37. A population of porcine, ovine or canine iPSCs, wherein at least 50% of the iPSCs express all of the genes selected from LMNA, HTRA1, PHLDA1, FGF1 and GASK1B.

38. The population according to claim 37, wherein at least 90% of the iPSCs express one or more or all of the genes selected from LMNA, HTRA1, PHLDA1, FGF1 and GASK1B.

39. The population according to claim 37, wherein at least 95% of the iPSCs express all of the genes selected from LMNA, HTRA1, PHLDA1, FGF1 and GASK1B.

40. The population according to claim 37, derived from neural stem cells (NSCs).

41. The population according to claim 39, derived from neural stem cells (NSCs).

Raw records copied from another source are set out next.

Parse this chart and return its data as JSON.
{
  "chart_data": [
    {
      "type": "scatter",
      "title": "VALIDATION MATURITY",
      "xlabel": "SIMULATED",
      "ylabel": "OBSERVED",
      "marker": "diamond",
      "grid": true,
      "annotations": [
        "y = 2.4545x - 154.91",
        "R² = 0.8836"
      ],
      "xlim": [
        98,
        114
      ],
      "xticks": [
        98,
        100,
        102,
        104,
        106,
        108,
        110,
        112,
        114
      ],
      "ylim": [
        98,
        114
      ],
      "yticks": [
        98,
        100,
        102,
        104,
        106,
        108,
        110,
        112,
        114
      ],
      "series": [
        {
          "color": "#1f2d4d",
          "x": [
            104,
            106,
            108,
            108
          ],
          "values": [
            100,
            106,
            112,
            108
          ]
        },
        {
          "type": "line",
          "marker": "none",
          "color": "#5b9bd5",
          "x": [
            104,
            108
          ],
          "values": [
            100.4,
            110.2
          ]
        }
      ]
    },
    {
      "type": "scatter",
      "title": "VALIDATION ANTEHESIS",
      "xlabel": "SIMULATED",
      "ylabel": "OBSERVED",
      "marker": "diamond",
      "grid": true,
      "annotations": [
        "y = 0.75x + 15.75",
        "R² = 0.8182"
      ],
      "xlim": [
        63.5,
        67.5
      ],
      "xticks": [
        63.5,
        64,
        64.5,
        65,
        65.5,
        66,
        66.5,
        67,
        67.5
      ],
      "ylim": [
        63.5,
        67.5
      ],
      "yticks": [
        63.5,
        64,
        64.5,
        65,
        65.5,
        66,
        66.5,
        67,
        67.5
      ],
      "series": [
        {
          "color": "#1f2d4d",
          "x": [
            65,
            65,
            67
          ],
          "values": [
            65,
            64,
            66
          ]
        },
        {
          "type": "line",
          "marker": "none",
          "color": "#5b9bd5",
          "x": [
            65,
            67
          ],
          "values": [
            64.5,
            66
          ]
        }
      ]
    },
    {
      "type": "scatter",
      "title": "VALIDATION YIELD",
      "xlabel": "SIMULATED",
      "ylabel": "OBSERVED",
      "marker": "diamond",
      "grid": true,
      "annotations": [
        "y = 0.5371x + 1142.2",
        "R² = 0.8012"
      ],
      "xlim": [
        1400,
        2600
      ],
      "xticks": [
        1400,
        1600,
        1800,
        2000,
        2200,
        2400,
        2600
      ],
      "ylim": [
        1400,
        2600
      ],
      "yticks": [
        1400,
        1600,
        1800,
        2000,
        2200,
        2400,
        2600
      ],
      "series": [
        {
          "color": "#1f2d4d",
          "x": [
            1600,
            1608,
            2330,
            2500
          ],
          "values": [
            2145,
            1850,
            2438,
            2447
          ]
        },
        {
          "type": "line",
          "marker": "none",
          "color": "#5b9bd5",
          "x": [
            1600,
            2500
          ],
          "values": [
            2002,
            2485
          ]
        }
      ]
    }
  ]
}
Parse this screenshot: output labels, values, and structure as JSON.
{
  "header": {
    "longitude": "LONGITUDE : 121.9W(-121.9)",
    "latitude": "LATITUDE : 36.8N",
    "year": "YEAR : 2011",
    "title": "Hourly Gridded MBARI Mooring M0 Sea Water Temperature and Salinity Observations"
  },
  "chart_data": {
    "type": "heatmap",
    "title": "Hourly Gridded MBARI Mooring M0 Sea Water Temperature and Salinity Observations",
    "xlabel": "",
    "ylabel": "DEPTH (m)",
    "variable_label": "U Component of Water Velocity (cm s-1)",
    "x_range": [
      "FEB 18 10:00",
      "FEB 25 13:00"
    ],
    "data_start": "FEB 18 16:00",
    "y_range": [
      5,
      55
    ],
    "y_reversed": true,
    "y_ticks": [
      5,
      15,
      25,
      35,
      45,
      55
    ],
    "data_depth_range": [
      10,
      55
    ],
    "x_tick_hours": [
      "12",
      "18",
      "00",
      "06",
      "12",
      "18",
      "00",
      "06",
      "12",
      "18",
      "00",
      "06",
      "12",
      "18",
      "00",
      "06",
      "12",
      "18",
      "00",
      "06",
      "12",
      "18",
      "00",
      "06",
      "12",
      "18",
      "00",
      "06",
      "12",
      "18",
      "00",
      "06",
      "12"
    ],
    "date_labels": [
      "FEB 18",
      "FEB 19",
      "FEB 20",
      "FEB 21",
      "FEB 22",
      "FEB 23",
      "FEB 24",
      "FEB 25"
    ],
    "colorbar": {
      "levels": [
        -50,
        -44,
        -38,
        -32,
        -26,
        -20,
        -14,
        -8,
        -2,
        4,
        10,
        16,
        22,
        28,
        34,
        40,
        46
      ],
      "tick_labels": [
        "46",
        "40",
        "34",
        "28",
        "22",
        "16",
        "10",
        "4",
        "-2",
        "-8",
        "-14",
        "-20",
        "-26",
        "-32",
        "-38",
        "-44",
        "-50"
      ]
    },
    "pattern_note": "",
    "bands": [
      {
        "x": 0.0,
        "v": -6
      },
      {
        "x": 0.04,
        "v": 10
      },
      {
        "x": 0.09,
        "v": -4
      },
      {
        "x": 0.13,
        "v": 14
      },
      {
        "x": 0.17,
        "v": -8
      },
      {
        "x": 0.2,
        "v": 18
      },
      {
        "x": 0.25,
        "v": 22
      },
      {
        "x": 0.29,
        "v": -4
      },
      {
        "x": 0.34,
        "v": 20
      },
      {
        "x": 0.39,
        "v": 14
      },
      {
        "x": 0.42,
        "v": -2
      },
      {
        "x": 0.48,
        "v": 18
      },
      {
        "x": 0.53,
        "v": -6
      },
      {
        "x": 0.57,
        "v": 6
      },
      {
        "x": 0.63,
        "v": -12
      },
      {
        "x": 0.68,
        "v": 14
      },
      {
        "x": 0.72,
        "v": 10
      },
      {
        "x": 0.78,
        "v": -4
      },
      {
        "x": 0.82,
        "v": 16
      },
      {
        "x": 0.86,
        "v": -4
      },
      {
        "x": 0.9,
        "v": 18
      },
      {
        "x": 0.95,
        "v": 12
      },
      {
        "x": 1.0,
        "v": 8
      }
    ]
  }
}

42. A method of inducing pluripotency, comprising culturing porcine, ovine or canine neural stem cells (NSCs) in the presence of non-integrating vectors that express one or more reprogramming factors.

43. The method according to claim 42, wherein the reprogramming factors are selected from two or more or all of Oct4, Sox2, cMyc and Klf4.

44. The method according to claim 42, wherein the reprogramming factors comprise at least Oct4 and cMyc.

45. The method according to claim 42, wherein the vectors are Sendai viral vectors.

46. The method according to claim 42, for producing porcine, ovine or canine iPSCs that express all of the genes selected from LMNA, HTRA1, PHLDA1, FGF1 and GASK1B.

47. The method according to claim 42, for producing porcine or ovine iPSCs that express all of the genes selected from LMNA, HTRA1, PHLDA1, FGF1 and GASK1B.